For most inheritances, no. Inheritances aren’t taxable income to the recipient, and the recipient generally doesn’t have to report the inheritance itself on their federal income tax return. However, specific situations require reporting. The deceased’s estate may have to file Form 706 (federal estate tax return) within nine months of death if the estate exceeds the filing threshold, but this is the estate’s filing, not the beneficiary’s. The estate may also file Form 1041 (fiduciary income tax return) annually during administration if the estate earns income; beneficiaries receive Schedule K-1 forms showing their share of income distributed to them, which they report on their personal returns. Income earned by inherited assets after the inheritance (interest, dividends, rental income) is reported normally on the beneficiary’s return.
What is the difference between estate tax and inheritance tax?
Estate tax is paid by the deceased’s estate before distributions to beneficiaries; it’s calculated on the total value of the estate.
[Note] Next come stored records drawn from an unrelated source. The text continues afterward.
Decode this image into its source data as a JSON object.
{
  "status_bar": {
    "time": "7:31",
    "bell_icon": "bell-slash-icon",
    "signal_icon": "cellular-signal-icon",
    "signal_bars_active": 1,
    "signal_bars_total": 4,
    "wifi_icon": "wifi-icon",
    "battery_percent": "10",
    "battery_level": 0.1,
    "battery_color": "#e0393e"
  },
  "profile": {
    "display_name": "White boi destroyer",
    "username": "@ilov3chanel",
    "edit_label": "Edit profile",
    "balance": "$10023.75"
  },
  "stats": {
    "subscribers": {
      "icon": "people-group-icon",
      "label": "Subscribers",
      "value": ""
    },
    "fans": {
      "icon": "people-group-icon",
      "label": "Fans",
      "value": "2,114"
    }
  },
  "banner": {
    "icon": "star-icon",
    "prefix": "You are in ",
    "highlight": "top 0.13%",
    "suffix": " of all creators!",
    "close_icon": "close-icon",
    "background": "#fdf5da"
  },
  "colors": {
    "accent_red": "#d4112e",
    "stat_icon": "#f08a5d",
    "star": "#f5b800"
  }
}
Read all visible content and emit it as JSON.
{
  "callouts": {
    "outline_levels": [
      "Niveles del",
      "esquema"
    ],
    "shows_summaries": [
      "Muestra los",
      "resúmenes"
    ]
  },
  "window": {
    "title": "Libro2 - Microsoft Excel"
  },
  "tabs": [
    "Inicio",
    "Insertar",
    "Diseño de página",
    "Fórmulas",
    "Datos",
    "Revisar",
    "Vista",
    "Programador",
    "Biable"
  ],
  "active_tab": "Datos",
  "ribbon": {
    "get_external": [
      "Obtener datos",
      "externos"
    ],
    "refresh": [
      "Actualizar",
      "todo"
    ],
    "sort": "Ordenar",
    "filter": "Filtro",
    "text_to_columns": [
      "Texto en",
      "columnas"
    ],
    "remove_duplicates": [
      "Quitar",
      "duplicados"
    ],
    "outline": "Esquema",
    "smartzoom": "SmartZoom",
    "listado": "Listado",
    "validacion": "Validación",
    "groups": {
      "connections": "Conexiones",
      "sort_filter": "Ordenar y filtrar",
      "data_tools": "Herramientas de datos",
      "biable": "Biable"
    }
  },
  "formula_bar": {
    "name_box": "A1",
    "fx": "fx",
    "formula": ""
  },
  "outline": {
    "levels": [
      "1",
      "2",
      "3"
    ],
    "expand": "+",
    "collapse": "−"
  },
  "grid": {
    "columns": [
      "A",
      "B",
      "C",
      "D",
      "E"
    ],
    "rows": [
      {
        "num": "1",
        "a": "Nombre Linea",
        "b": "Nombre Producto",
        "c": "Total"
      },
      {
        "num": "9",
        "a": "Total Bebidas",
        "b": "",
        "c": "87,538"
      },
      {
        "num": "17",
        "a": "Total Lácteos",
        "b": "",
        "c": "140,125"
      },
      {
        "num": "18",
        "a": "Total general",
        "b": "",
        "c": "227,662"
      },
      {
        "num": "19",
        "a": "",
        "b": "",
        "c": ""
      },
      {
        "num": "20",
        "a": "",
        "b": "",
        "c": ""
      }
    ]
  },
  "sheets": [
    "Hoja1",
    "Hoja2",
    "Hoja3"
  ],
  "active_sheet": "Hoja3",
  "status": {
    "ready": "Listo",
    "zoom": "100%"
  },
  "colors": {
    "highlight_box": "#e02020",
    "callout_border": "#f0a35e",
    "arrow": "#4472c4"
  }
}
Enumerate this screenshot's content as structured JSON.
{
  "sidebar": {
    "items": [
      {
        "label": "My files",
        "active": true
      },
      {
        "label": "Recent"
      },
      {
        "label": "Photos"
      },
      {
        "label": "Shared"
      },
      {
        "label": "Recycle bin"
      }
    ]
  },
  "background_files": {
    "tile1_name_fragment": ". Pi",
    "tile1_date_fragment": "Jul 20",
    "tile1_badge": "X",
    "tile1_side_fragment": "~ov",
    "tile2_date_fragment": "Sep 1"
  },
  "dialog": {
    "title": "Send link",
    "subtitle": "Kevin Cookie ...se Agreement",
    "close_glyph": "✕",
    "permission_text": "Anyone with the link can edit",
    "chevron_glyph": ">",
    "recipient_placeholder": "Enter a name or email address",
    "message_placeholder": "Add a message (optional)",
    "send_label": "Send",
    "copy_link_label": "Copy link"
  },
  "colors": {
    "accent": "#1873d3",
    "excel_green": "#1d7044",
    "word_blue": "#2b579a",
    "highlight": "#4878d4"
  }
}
Inheritance tax is paid by the beneficiary based on what they individually receive; it’s often calculated with different rates depending on the beneficiary’s relationship to the deceased. The federal government has an estate tax (no federal inheritance tax). Most states have neither. Some states have one or the other. A few have both. Kansas has neither. The practical difference: estate tax reduces what’s available for distribution to beneficiaries; inheritance tax reduces what each beneficiary personally receives after the estate distributes assets to them. For a Kansas decedent with Kansas beneficiaries, neither applies at the state level, though federal estate tax may apply to larger estates.
This post is provided for informational purposes only and reflects our understanding of applicable law at the time of writing. Federal and state tax provisions, exemption amounts, IRS rulings, Kansas statutes, and procedural timelines change over time, sometimes substantially. Nothing in this post constitutes legal or tax advice for your specific situation. Estate planning, tax, and probate decisions should be made with current, verified information and the guidance of a qualified attorney and tax professional familiar with your circumstances.